I took the square back and tested a bunch of other ones and found another 6" one that was better than the others. Some of them weren't even flat! I've been testing it against different surfaces but it's close enough that I'm not sure because I don't know if I'm testing it against a _perfect_ straight edge. It's hard to check precision measuring equipment without other precision measuring equipment, though I got the idea to rub two straightedges together against a light. Presumably the bumps in the light move in the direction of the less straight one. It's hard to hold them steadily doing this though.

I'll check out these other tool shops and see what they have.


----------



## shoretyus (Jan 6, 2007)

Correcting a Framing square 
Check & Repair A Framing Square - NewWoodworker.com LLC


----------



## YJMUJRSRV (Jul 17, 2007)

gone fishing


----------



## Matthew (Jan 19, 2009)

My 4" engineers square from Lee valley is deadly accurate, but man, it really does not help me square up a piece of wood. I am half way through my first acoustic build and I am finding that the most challenging aspect of the whole project. I am in awe of what it takes to make a guitar to spec from a plan.


----------



## shoretyus (Jan 6, 2007)

Matthew said:


> My 4" engineers square from Lee valley is deadly accurate, but man, it really does not help me square up a piece of wood.
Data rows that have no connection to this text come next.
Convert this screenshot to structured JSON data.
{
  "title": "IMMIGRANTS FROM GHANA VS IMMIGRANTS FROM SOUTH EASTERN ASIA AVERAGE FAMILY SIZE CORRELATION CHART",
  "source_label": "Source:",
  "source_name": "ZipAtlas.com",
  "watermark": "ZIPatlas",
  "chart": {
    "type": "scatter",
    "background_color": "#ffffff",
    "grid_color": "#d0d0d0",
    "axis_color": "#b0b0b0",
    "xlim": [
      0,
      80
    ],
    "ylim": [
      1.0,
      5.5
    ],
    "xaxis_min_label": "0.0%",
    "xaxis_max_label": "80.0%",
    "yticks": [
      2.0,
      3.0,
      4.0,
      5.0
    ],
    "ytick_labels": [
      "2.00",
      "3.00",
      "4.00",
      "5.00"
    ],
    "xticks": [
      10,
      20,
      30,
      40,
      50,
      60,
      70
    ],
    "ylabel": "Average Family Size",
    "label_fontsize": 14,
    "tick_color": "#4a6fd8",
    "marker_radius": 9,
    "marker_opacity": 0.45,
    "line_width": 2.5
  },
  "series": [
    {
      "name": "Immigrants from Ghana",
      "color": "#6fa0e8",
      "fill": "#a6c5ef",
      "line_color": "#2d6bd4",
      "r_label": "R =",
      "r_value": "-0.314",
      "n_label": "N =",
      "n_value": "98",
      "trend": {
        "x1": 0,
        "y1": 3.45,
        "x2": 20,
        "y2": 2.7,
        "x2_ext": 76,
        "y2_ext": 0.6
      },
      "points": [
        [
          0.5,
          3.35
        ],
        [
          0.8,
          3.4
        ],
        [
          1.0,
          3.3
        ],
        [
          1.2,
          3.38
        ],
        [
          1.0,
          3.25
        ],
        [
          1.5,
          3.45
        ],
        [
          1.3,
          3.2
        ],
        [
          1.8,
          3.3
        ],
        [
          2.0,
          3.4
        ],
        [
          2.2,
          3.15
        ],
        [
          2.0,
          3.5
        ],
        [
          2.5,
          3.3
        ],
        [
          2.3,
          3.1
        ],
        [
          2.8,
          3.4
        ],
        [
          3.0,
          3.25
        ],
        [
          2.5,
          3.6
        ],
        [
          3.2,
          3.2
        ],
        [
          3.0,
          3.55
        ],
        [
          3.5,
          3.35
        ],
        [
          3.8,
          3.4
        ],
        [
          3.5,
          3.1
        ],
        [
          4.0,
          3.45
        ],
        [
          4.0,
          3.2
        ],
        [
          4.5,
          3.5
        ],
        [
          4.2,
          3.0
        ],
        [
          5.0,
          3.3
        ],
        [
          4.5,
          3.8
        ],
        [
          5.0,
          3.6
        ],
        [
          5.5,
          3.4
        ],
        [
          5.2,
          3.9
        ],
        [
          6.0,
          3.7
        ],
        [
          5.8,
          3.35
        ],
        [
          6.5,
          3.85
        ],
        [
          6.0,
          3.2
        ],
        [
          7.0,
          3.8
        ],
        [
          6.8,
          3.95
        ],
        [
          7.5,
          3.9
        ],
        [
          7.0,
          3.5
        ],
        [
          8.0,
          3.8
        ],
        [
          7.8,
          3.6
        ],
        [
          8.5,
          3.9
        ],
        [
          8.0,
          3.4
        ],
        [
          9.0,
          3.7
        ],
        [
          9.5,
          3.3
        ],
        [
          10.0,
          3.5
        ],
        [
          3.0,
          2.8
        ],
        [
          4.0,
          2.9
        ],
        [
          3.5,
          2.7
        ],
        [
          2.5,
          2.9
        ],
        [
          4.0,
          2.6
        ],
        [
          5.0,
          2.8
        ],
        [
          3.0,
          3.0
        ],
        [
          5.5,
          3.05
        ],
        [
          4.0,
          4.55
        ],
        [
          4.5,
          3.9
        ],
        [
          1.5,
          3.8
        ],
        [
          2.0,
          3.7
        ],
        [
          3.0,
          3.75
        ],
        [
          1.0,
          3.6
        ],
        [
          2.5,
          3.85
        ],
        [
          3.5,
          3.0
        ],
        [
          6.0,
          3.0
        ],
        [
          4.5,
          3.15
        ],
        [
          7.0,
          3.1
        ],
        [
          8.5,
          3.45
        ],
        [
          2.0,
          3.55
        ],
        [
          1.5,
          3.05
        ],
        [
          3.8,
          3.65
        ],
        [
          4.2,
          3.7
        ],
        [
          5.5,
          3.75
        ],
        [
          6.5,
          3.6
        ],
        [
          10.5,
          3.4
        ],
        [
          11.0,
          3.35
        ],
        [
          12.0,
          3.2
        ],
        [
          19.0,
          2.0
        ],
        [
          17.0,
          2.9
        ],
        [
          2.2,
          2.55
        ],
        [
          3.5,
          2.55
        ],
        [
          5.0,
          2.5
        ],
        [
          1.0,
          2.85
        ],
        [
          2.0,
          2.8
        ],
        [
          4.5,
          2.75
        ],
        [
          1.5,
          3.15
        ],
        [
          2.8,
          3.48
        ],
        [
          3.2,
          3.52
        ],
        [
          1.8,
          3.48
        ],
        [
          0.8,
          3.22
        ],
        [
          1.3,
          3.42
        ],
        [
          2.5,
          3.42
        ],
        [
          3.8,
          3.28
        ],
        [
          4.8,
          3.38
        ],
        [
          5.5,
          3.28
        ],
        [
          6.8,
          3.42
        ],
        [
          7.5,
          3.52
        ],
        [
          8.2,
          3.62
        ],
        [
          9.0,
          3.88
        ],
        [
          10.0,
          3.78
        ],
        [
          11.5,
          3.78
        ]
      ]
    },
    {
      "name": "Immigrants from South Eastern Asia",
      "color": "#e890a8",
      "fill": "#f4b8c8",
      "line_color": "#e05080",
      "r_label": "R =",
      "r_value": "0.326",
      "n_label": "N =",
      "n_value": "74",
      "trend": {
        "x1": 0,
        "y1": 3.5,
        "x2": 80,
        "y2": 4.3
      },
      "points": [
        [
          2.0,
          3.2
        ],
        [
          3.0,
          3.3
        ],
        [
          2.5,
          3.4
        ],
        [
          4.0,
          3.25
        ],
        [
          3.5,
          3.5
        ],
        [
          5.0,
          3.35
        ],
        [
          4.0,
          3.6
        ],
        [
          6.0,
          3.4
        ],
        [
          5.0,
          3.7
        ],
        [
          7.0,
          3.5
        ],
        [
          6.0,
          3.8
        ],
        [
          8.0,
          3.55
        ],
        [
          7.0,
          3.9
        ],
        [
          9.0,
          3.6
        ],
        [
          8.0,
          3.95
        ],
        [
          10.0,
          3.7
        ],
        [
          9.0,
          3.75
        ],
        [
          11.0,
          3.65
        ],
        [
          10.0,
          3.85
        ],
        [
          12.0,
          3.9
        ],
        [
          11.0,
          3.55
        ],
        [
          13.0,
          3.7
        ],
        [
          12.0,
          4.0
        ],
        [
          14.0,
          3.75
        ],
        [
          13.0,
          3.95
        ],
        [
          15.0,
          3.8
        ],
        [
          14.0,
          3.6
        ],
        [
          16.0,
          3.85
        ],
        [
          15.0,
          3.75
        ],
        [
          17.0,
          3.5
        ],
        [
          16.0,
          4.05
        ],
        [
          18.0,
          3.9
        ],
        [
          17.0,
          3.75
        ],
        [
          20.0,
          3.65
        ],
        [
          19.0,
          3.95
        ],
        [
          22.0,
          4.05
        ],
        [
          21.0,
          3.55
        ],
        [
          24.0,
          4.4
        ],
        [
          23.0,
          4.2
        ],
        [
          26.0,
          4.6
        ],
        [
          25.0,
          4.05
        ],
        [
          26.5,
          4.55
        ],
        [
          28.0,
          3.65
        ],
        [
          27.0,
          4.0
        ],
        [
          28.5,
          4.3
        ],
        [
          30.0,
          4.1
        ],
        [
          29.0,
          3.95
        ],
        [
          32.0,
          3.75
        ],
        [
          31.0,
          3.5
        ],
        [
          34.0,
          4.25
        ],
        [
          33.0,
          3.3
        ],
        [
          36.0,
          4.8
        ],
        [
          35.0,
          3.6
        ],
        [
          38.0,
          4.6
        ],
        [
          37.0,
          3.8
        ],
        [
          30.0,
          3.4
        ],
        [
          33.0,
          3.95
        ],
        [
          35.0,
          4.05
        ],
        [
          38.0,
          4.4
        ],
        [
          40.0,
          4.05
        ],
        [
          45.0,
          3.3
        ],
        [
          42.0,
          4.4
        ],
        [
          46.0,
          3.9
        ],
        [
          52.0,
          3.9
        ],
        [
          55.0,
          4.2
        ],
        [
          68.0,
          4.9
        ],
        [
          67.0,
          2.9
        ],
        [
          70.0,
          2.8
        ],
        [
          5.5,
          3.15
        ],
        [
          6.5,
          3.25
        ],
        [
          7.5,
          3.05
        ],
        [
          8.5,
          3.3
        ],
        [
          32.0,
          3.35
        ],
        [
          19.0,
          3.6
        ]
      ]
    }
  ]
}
I am half way through my first acoustic build and I am finding that the most challenging aspect of the whole project. I am in awe of what it takes to make a guitar to spec from a plan.


A well setup jointer and tablesaw is a must. Half of woodworking is machine setup .


----------



## Matthew (Jan 19, 2009)

10-4 on machine set up. I am finding my homemade thickness sander to be invaluable. But yeah the jointer and table saw are boss. I am getting better at squaring up the stock. It just becomes a bit dicey when I am resawing Brazilian on my bandsaw trying to get the most out of it.


----------



## ShayM (Jan 3, 2011)

I went to Lee Valley today and had a look around. There is *so much* stuff to choose from, the majority of which I'd never heard of. The guy at the counter warned me this could get addictive.

For now, I bought a dozuki saw. (This one) I've been cutting some 2x6 boards with it and it seems to do pretty well, though I'm sure I need to work on my sawing technique. I thought the spine would get in the way, but I find it surprisingly useful as an indicator that I'm nearly through the board. I love how compact and light it is. It's also plenty fast enough for my needs, so it saves me buying a circular saw.


----------



## YJMUJRSRV (Jul 17, 2007)

gone fishing


----------